Если бы кто-нибудь сказал Ламашу, что в своем отношении к Саньке Прожогину он не лишен пристрастия, Владимир Кузьмич посмеялся бы над таким предположением. Нет, он ни в чем и никогда не выделял молодого тракториста, даже, пожалуй, был к нему более взыскателен, чем к другим. Но он и сам не замечал того, что его взыскательность имела оттенок любования. Была в Прожогине какая-то веселая уверенность в себе, как будто Санька стремился показать, что живет играючись и удивить его ничем нельзя, — в нем постоянно бродил дух самоуверенной предприимчивости. За неизменным выражением плутоватой сметливости Ламаш высмотрел в нем человека особой самолюбивой складки. В отличие от многих своих сотоварищей, Санька не прельщался выгодой, был равнодушен и к славе первого баяниста на селе. Может быть, только одно по-настоящему беспокоило его: он не хотел, чтобы кто-либо мог сказать, что Санька поступил когда-нибудь не лучшим образом, что на Саньку нельзя положиться. Владимир Кузьмич подумывал, как бы сделать Прожогина вожаком молодежи в Долговишенной.

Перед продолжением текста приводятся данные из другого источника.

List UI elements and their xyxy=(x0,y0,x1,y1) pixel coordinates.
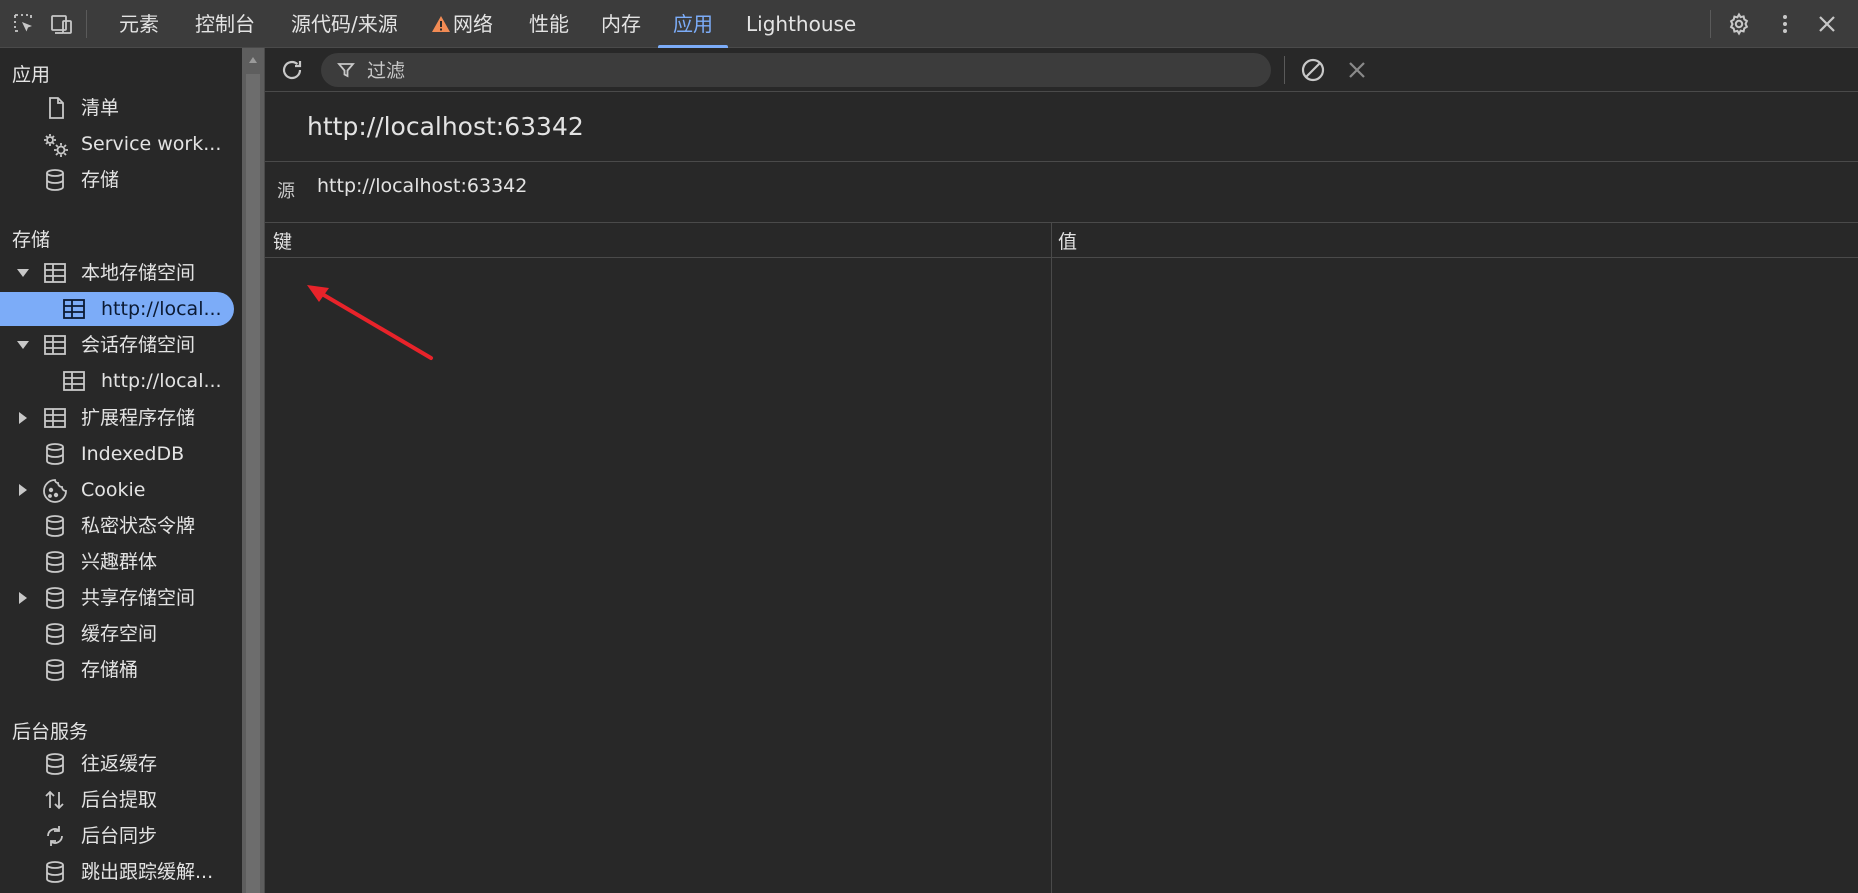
tab-console[interactable]: 控制台 xyxy=(180,0,270,48)
sync-icon xyxy=(43,824,67,848)
tab-network[interactable]: 网络 xyxy=(416,0,508,48)
gears-icon xyxy=(42,132,68,157)
clear-all-icon[interactable] xyxy=(1300,57,1326,83)
sidebar-item-cache-storage[interactable]: 缓存空间 xyxy=(0,617,234,651)
origin-title: http://localhost:63342 xyxy=(307,112,584,141)
refresh-icon[interactable] xyxy=(279,57,305,83)
database-icon xyxy=(43,622,67,646)
sidebar-item-manifest[interactable]: 清单 xyxy=(0,91,234,125)
expand-triangle-right-icon[interactable] xyxy=(16,591,30,605)
tab-performance[interactable]: 性能 xyxy=(514,0,584,48)
table-icon xyxy=(43,406,67,430)
toolbar-divider xyxy=(1710,10,1711,38)
filter-box[interactable] xyxy=(321,53,1271,87)
device-toolbar-icon[interactable] xyxy=(50,12,74,36)
application-sidebar: 应用 清单 Service work... 存储 存储 本地存储空间 http:… xyxy=(0,48,242,893)
section-title-background-services: 后台服务 xyxy=(12,721,89,743)
sidebar-item-storage-buckets[interactable]: 存储桶 xyxy=(0,653,234,687)
red-annotation-arrow xyxy=(307,285,433,360)
cookie-icon xyxy=(42,478,67,503)
storage-toolbar xyxy=(265,48,1858,92)
delete-selected-icon[interactable] xyxy=(1346,59,1368,81)
inspect-element-icon[interactable] xyxy=(12,12,36,36)
expand-triangle-down-icon[interactable] xyxy=(16,266,30,280)
sidebar-item-background-fetch[interactable]: 后台提取 xyxy=(0,783,234,817)
tab-elements[interactable]: 元素 xyxy=(104,0,174,48)
section-title-storage: 存储 xyxy=(12,229,51,251)
database-icon xyxy=(43,550,67,574)
origin-value: http://localhost:63342 xyxy=(317,175,528,197)
sidebar-item-shared-storage[interactable]: 共享存储空间 xyxy=(0,581,234,615)
document-icon xyxy=(44,96,68,120)
sidebar-item-session-storage[interactable]: 会话存储空间 xyxy=(0,328,234,362)
database-icon xyxy=(43,586,67,610)
section-title-application: 应用 xyxy=(12,64,51,86)
sidebar-item-local-storage-origin[interactable]: http://local... xyxy=(0,292,234,326)
sidebar-item-extension-storage[interactable]: 扩展程序存储 xyxy=(0,401,234,435)
sidebar-item-storage-overview[interactable]: 存储 xyxy=(0,163,234,197)
key-value-table[interactable]: 键 值 xyxy=(265,222,1858,893)
table-icon xyxy=(43,261,67,285)
expand-triangle-down-icon[interactable] xyxy=(16,338,30,352)
database-icon xyxy=(43,514,67,538)
origin-row: 源 http://localhost:63342 xyxy=(265,162,1858,222)
sidebar-item-service-workers[interactable]: Service work... xyxy=(0,127,234,161)
sidebar-item-bounce-tracking[interactable]: 跳出跟踪缓解... xyxy=(0,855,234,889)
database-icon xyxy=(43,168,67,192)
sidebar-item-interest-groups[interactable]: 兴趣群体 xyxy=(0,545,234,579)
database-icon xyxy=(43,752,67,776)
sidebar-item-background-sync[interactable]: 后台同步 xyxy=(0,819,234,853)
database-icon xyxy=(43,860,67,884)
warning-icon xyxy=(431,15,451,33)
tab-memory[interactable]: 内存 xyxy=(586,0,656,48)
sidebar-item-back-forward-cache[interactable]: 往返缓存 xyxy=(0,747,234,781)
toolbar-divider xyxy=(86,10,87,38)
origin-label: 源 xyxy=(277,181,295,202)
scrollbar-thumb[interactable] xyxy=(246,74,260,893)
tab-sources[interactable]: 源代码/来源 xyxy=(276,0,413,48)
filter-input[interactable] xyxy=(365,55,1249,87)
column-header-value[interactable]: 值 xyxy=(1058,227,1077,254)
database-icon xyxy=(43,442,67,466)
sidebar-item-session-storage-origin[interactable]: http://local... xyxy=(0,364,234,398)
column-header-key[interactable]: 键 xyxy=(273,227,292,254)
sidebar-item-cookie[interactable]: Cookie xyxy=(0,473,234,507)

— Ты либо повздорил с кем, Александр, — улыбнулся Владимир Кузьмич. — Или в любви не везет, вид у тебя такой, будто кислятины объелся.
— Не с кем мне ссориться, — насупленно ответил Санька.
— Как не с кем! А с Ерпулевым? — сощурился Владимир Кузьмич.
Прожогин промолчал, сосредоточенно упиваясь папиросой. Он внутренне ощетинился в предчувствии председательского разноса: как-никак Санька уже задумывался, не вторгся ли в область, которой ему, возможно, не следовало касаться, и еще неизвестно, как восприняли его поступок Ламаш и Евдокия Ефимовна. Обличая Ерпулева, он верил в свою правоту да и в безнаказанность, — кому придет в голову впутывать его в это дело, — но голос выдал, и все, кто слушал радио в то утро, указывали на него. Вначале он слышал лишь одобрения, но затем Ерпулев передал через людей, — встречаясь с трактористом, Андрей Абрамович старался не замечать его, — что не успокоится, пока не засудит Прожогина за оскорбление, и Санька затосковал: о таких последствиях он не думал, и теперь беспокойные мысли тревожили его.
— Был у меня Ерпулев, — немного выждав, проговорил Владимир Кузьмич. — Как это ты сообразил, Александр, а? Всего ожидал от тебя, но такого… Тут ты удивил, признаюсь. Не спросись никого, в колокола вдруг бухнул… Нехорошо получилось, ох нехорошо! Можешь понять?..
Опустив голову, Санька упорно молчал с зажатой во рту потухшей папиросой. За этим молчанием Владимир Кузьмич почувствовал упорную силу сопротивления.
— Мне непонятно, чего ты добиваешься, — внушительно сказал Ламаш. — Судьей себя выставляешь? Кто же дал тебе такое право!